Quelques mots de la critique littéraire. Sujet enfiévré. Elle m’a lu, un temps, puis m’a ignoré, puis abandonné. Un abandon que j’ai bientôt jugé proche du mépris, voire de la haine. L’indifférence, au fond. J’avais tort : la cause est le faux intérêt porté aux œuvres et les idéologies qui versent leurs poisons dans les yeux et les oreilles. Je ne suis pas le seul à avoir effectué ce parcours. Dans l’objectivité des faits : j’ai souffert de cette situation, puis l’ai ignorée à mon tour (faisant notamment des pages critiques de la grande presse les fonds de litière de mes chats), et enfin, après avoir renvoyé son mépris à la critique par le biais de quelques articles publiés en revues, je me suis fait une médaille, une fierté de ce qui m’était imposé et m’indifférait. J’ai aussi, c’était plus fort que moi, négligé cette hypocrisie qui consiste à remercier pour une critique ou une lecture, fût-elle favorable, qui me démontrait que celui qui m’avait lu n’avait rien compris ou fort peu à ce que j’avais écrit. J’ai fini par comprendre que cette critique littéraire se rassemble par groupes de pensée, par tendances de mœurs sexuelles, par bandes copineuses et complices, que l’incuriosité est son moindre défaut et que l’arrivisme l’anime entièrement. Ma naïveté dans ces questions a tant duré qu’elle m’étonne aujourd’hui. Ne rien attendre est le mieux.

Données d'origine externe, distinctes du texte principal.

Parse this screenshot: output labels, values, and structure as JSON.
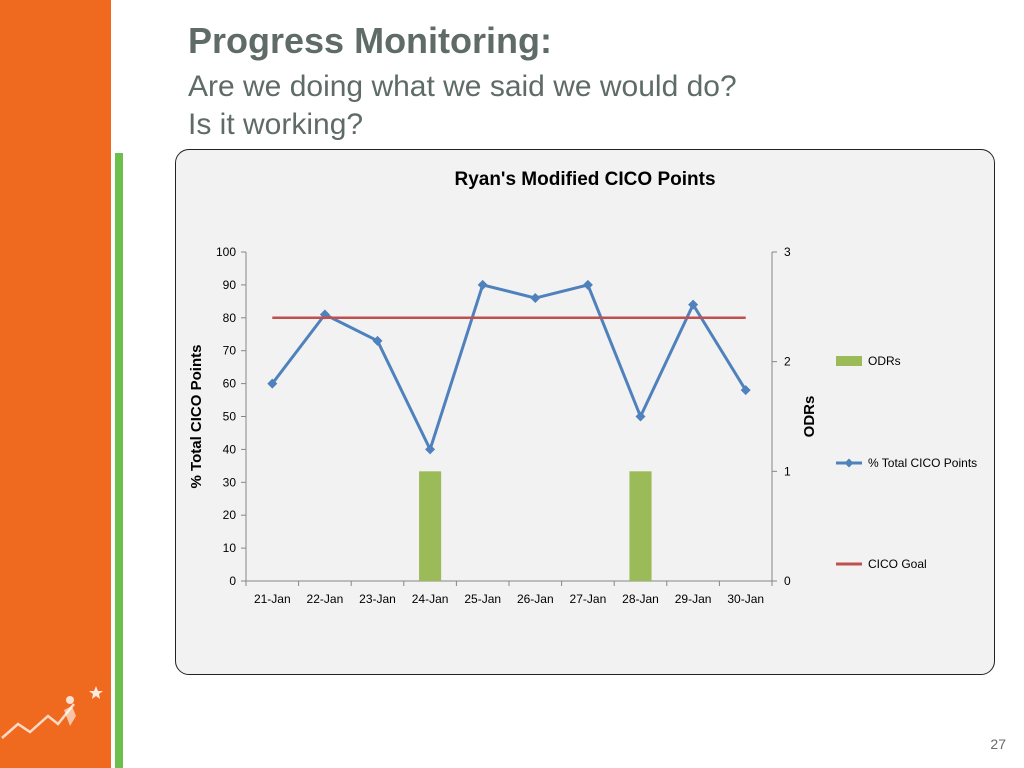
{
  "slide": {
    "title": "Progress Monitoring:",
    "subtitle_lines": [
      "Are we doing what we said we would do?",
      "Is it working?"
    ],
    "page_number": "27",
    "colors": {
      "orange_band": "#ef6a1f",
      "green_bar": "#6cbf4a",
      "title_text": "#5f6b66"
    }
  },
  "chart_data": {
    "type": "bar+line",
    "title": "Ryan's Modified CICO Points",
    "categories": [
      "21-Jan",
      "22-Jan",
      "23-Jan",
      "24-Jan",
      "25-Jan",
      "26-Jan",
      "27-Jan",
      "28-Jan",
      "29-Jan",
      "30-Jan"
    ],
    "y_left": {
      "label": "% Total CICO Points",
      "range": [
        0,
        100
      ],
      "ticks": [
        0,
        10,
        20,
        30,
        40,
        50,
        60,
        70,
        80,
        90,
        100
      ]
    },
    "y_right": {
      "label": "ODRs",
      "range": [
        0,
        3
      ],
      "ticks": [
        0,
        1,
        2,
        3
      ]
    },
    "series": [
      {
        "name": "ODRs",
        "type": "bar",
        "axis": "right",
        "color": "#9bbb59",
        "values": [
          0,
          0,
          0,
          1,
          0,
          0,
          0,
          1,
          0,
          0
        ]
      },
      {
        "name": "% Total CICO Points",
        "type": "line",
        "axis": "left",
        "color": "#4f81bd",
        "marker": "diamond",
        "values": [
          60,
          81,
          73,
          40,
          90,
          86,
          90,
          50,
          84,
          58
        ]
      },
      {
        "name": "CICO Goal",
        "type": "line",
        "axis": "left",
        "color": "#c0504d",
        "values": [
          80,
          80,
          80,
          80,
          80,
          80,
          80,
          80,
          80,
          80
        ]
      }
    ],
    "legend_position": "right",
    "grid": false
  }
}
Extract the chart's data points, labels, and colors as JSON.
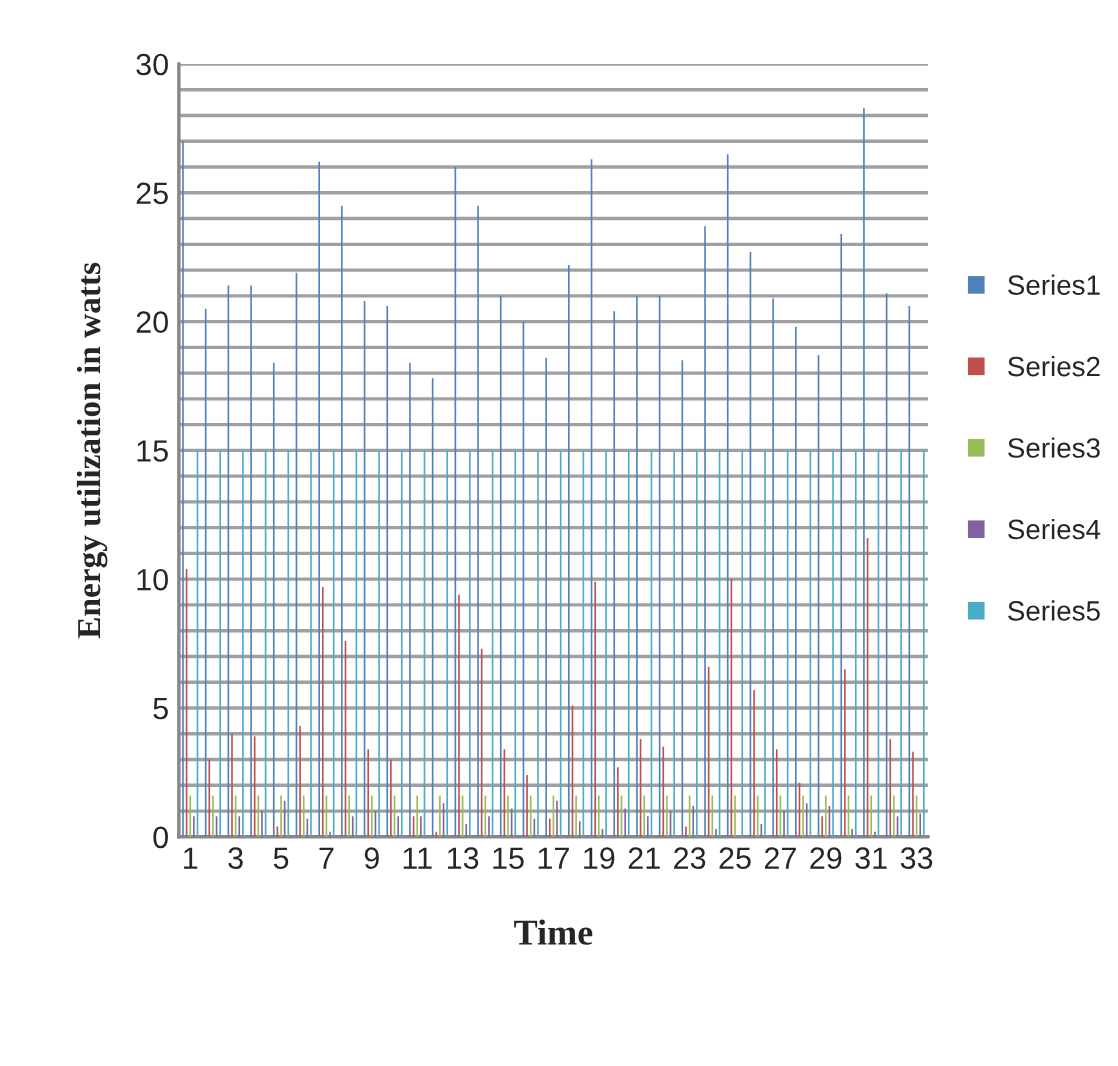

Je me suis donc naturellement demandé si, quoique peu enclin à penser dans les clous, j’étais allé jusqu’à prôner de manière inconsciente quelque thèse insoutenable ou si j’avais eu grand tort de placer la tragédie juive dans quelques-uns de mes livres. Mais rien de tout cela, à mon jugement ! J’ai aussi pensé que de ne pas écrire la même chose dans chaque livre, ni à chaque fois le même livre, est une faute mortelle : le chroniqueur en est empêché dans sa digestion et gêné dans sa routinière somnolence. Il ne peut situer l’écrivain une fois pour toutes, l’épingler dans sa boîte à papillons. Je n’en veux à aucun, à aucune, on ne peut en vouloir à l’infirme pour son infirmité. L’une, cependant, fait exception : cette Mme Jo, qui plusieurs années de suite empuantit les pages critiques d’un grand quotidien parisien et se fit haïr de la plupart des écrivains de son temps ; si je l’avais vue se noyer dans le canal de l’Ourcq, j’eusse posé mon pied sur sa tête d’animal nuisible. La faire disparaître eût été un titre de gloire. Elle condamne le romancier avec l’autorité d’une chanoinesse, mais sans l’avoir lu, car n’apportant pas l’ombre d’un argument à l’appui de ses affirmations destructrices. Je n’ai pas « digéré » l’affront quoique je sache que les œuvres se défendent elles-mêmes. Le bruit court qu’elle souffrirait aujourd’hui de varices invalidantes, qu’un lifting annuel ne lui suffirait plus et que son style se serait si peu amélioré qu’on ne la publie plus. En son temps, Monsieur Jean-Edern Hallier eut une vision malheureuse de l’entre-jambe de cette dame, et c’est bien là, en effet, tout ce qu’il y avait à voir. Je n’ai pas ce flair de chien courant : Edern-Hallier était l’ennemi de tout le monde. Pas moi. Je reproche à dame S. de ne pas lire et de dire sans avoir lu. Elle m’aura au moins permis de savoir que, dans le fond, je ne suis pas entièrement bon.
S’il n’était aussi stupide, je consacrerais quelques lignes à M. Pierre Assouline. Mais pourquoi tremper sa plume dans la soupe des caniveaux ?
Fermons le propos par un autre, définitif : « Cette critique ressemble à un doigt posé sur une corde : elle tue la vibration », Witold Gombrowicz.